Сценаристом и режиссёром фильма стал фронтовик Пётр Тодоровский, а в основу сюжета легла реальная встреча. Уже после войны он случайно увидел около ЦУМа женщину, в которую на фронте был влюблён его комбат, а заодно и все юные солдаты — она была необычайно хороша собой. Сейчас же узнать её можно было только по характерному смеху… Женщина стояла в стоптанных валенках, укутанная поверх телогрейки какими-то платками и хрипло выкрикивала: «Пирожки! Кому пирожки?!». Рядом с ней сидела маленькая девочка. Тодоровский к бывшей «фронтовой королеве» не подошёл, но забыть встречу не мог долгие годы и всё представлял, как сложилась её судьба.
Через много лет после этой встречи Тодоровский написал сценарий «Военно-полевого романа», от которого отказывались все киностудии. Никто не хотел снимать фильм про бытовую неустроенность, коммуналки и эхо войны. Согласилась запустить фильм только Одесская киностудия, но выделила на съёмки только 380 тысяч рублей.

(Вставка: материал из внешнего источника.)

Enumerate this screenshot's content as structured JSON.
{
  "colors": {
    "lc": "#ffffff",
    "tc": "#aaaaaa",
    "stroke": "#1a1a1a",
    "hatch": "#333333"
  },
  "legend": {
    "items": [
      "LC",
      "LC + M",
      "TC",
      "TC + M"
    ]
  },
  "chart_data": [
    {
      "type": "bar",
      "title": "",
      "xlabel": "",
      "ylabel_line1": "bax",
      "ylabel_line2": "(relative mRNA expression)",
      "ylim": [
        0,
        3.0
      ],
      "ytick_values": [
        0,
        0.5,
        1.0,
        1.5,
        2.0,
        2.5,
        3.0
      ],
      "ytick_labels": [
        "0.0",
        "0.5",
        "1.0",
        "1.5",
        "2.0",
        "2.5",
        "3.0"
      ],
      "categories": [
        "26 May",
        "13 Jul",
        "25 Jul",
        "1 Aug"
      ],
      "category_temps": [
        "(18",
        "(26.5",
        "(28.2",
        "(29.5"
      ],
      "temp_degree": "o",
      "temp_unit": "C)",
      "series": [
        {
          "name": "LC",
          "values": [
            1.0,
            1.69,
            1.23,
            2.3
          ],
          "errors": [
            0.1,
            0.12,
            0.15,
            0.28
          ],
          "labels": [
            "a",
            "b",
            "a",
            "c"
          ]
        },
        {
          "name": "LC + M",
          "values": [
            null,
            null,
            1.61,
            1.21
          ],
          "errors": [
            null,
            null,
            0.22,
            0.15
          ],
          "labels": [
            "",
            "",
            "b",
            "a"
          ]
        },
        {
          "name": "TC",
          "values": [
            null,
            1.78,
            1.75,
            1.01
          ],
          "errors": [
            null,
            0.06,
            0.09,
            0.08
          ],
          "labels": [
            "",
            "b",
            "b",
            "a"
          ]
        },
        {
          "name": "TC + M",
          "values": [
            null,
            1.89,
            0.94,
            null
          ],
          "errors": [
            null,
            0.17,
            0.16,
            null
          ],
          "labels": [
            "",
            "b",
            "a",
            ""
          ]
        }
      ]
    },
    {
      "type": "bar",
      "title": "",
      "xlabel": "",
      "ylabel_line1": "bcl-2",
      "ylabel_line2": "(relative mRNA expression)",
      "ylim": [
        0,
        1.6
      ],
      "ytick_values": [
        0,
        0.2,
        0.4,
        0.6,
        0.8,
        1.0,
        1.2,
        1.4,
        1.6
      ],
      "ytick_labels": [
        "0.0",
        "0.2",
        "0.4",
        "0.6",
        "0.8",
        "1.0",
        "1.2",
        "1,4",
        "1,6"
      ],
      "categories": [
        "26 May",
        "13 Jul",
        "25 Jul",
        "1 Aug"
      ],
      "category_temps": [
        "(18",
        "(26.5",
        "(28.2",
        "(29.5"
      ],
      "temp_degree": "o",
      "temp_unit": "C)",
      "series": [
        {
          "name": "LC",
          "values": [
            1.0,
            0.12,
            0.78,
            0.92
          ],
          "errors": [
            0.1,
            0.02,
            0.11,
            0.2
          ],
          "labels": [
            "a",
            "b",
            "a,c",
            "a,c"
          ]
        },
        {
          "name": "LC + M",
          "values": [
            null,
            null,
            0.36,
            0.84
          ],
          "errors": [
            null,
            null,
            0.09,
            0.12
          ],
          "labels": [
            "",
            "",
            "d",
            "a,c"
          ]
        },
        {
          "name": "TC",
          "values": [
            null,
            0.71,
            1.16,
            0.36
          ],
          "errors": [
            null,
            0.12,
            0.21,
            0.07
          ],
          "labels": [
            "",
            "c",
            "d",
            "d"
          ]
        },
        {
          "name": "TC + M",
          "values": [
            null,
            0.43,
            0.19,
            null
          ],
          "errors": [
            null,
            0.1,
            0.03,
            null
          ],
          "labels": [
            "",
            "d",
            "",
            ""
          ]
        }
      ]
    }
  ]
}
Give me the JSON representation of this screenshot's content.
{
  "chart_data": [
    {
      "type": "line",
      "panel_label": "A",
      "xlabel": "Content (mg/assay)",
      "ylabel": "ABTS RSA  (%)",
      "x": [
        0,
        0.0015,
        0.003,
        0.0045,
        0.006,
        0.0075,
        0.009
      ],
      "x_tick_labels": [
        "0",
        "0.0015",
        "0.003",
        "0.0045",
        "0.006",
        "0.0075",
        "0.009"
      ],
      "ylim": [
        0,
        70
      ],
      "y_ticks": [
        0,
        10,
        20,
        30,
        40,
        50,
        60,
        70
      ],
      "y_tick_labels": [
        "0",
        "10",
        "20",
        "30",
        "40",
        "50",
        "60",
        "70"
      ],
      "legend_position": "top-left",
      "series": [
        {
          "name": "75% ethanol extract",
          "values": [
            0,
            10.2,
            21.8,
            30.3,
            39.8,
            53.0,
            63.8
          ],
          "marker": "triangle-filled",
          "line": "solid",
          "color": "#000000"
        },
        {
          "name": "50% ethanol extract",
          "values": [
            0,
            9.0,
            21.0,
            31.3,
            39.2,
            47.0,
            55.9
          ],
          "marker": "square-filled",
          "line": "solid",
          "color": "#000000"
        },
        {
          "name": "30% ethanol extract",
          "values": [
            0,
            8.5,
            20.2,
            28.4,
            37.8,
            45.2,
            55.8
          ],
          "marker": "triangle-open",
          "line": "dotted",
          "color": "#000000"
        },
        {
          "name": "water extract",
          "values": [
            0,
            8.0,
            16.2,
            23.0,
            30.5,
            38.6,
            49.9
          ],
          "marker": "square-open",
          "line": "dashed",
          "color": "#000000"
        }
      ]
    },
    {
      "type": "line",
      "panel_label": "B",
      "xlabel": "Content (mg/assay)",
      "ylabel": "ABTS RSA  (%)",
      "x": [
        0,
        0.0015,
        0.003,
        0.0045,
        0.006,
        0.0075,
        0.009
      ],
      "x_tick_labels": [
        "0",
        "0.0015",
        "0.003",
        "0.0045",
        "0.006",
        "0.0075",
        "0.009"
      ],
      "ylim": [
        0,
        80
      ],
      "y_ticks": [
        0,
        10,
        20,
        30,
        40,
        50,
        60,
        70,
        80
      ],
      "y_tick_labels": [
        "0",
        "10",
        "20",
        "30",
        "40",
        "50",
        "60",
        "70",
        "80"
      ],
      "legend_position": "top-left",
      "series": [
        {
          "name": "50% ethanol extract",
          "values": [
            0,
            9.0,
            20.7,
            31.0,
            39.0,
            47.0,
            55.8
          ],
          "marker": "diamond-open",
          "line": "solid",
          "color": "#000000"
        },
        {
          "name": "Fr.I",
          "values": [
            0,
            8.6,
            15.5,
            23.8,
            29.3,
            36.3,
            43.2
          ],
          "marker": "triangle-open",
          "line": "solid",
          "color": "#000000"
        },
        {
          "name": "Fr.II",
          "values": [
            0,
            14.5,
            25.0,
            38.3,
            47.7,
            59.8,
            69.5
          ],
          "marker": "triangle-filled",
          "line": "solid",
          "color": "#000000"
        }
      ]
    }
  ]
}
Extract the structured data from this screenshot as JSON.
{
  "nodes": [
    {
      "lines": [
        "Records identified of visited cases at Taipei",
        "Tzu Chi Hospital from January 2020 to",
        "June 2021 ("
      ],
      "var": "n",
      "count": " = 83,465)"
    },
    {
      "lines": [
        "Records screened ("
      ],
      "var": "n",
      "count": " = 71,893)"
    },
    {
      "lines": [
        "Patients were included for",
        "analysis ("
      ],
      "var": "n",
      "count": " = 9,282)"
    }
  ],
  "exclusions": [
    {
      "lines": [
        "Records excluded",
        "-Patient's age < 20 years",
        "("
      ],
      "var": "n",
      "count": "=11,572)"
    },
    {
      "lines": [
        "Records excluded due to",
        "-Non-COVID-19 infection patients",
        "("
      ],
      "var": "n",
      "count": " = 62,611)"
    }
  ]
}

В роли Любы режиссёр видел только Наталью Андрейченко, но её муж был против. Она недавно родила ребёнка, и Максим Дунаевский не хотел, чтобы жена так быстро приступала к работе… Начали искать замену и среди подходящих кандидатур были Анастасия Вертинская и Татьяна Догилева, но режиссёр не оставлял надежды уговорить Андрейченко. Однажды он наудачу позвонил ей ещё раз, и она согласилась, несмотря на недовольство мужа — самой актрисе сценарий очень нравился.
На роль Саши Нетужилина режиссёр пригласил Николая Бурляева. Актёр за ночь прочитал сценарий и потом рассказывал, что буквально обливался слезами — настолько его проняла история этой послевоенной встречи. Ради роли в этом фильме он был готов даже отложить запуск собственной картины. С утра Бурляев прибежал на пробы, увидел в коридоре Петра Тодоровского, обнял его и сказал: ««Кончайте пробы! Эту роль я никому не отдам». И пробы, действительно, закончили. И когда уже после выхода картины иностранные журналисты спросили актёра есть ещё такие люди как Нетужилин, то Бурляев ответил, что таких — вся страна. Нетужилина Тодоровский сначала хотел сыграть сам, но помешал солидный возраст, потом рассматривал кандидатуру Виктора Проскурина, но в результате отдал ему другую роль.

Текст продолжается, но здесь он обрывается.